Villanueva O’Driscoll Solos Patagonia’s Fitz Traverse

Sean Villanueva O’Driscoll of Belgium has just soloed the ridgeline of Cerro Fitz Roy and its six satellite peaks, marking only the second-ever traverse and the first solo.

“This is the most impressive solo ascent ever done in Patagonia,” says alpinist Colin Haley. “I can’t help but wonder if it isn’t simply the most impressive ascent ever done in Patagonia.”

Tommy Caldwell and Alex Honnold completed the first ascent of the Fitz Traverse in four days in 2014. There are scant details of Villanueva O’Driscoll’s ascent but it appears that he followed the same route in reverse.

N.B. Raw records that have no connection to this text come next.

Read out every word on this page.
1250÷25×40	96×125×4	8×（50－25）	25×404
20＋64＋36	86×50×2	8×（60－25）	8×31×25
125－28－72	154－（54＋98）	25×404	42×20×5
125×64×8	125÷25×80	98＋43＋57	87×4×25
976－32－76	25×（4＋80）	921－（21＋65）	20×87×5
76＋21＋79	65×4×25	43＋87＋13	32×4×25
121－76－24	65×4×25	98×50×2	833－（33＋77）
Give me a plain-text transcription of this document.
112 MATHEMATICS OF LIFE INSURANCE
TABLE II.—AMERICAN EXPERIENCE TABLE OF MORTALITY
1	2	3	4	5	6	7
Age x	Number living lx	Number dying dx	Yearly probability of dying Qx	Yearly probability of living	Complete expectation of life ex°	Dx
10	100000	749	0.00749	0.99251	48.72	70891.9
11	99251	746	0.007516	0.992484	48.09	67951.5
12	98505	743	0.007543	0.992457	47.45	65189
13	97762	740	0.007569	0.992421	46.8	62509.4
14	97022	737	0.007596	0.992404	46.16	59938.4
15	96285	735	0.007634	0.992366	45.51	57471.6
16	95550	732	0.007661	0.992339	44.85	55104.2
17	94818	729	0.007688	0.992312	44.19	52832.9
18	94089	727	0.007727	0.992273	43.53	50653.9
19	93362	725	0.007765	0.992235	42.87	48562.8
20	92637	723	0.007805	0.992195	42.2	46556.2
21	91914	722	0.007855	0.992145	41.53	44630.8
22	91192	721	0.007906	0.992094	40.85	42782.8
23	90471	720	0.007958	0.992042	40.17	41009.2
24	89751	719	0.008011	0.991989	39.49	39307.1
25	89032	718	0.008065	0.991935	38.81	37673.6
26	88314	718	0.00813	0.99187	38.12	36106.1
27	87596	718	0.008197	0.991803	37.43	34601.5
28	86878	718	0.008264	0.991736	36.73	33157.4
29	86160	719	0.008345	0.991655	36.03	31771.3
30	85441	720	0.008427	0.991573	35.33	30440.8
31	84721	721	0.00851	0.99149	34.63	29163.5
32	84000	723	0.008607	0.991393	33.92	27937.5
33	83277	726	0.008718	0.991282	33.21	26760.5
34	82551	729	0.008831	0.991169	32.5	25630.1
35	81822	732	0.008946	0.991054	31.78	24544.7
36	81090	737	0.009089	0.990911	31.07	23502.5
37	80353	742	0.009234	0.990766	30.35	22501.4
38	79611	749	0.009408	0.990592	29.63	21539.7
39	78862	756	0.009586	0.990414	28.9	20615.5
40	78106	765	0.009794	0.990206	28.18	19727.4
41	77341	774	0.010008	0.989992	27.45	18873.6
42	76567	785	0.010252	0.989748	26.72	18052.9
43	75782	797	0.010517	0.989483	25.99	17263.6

The climb features over five kilometres of ridgeline, almost 4,000m of vertical gain, and climbing grades to 7a (5.11d).

The Fitz Traverse, from Caldwell and Honnold’s 2014 climb. Photo: Rolando Garibotti/Pataclimb.com

 

Many climbers best know Villanueva O’Driscoll for his wacky film, Adventures of the Dodo, which highlighted mountain festivals recently. In it, he, several climbing companions, and a grizzled old skipper spent three months on a 10-metre sailboat hitting big walls in that part of the Arctic, a la H.W. Tilman.

Villanueva O’Driscoll began climbing in gyms at the age of 13 and eventually focused on big walls, especially those in western Greenland and on Baffin Island shown in Dodo. In 2010, he won a Piolet d’Or for one of those Greenland climbs.

Located on the border between Argentina and Chile, the iconic, serrated Fitz massif is the familiar logo of the outdoor clothing juggernaut Patagonia. Its imposing spikiness is just part of the challenge; its wild weather often gives climbers just a handful of workable days a month. Many an epic has involved almost a month spent in tents, as the Patagonian weather rages. Fitz Roy’s aesthetic beauty has drawn many great names in climbing history, from Patagonia founder Yvon Chouinard to France’s great Lionel Terray.

Villanueva O’Driscoll turned 40 a few days before the ascent.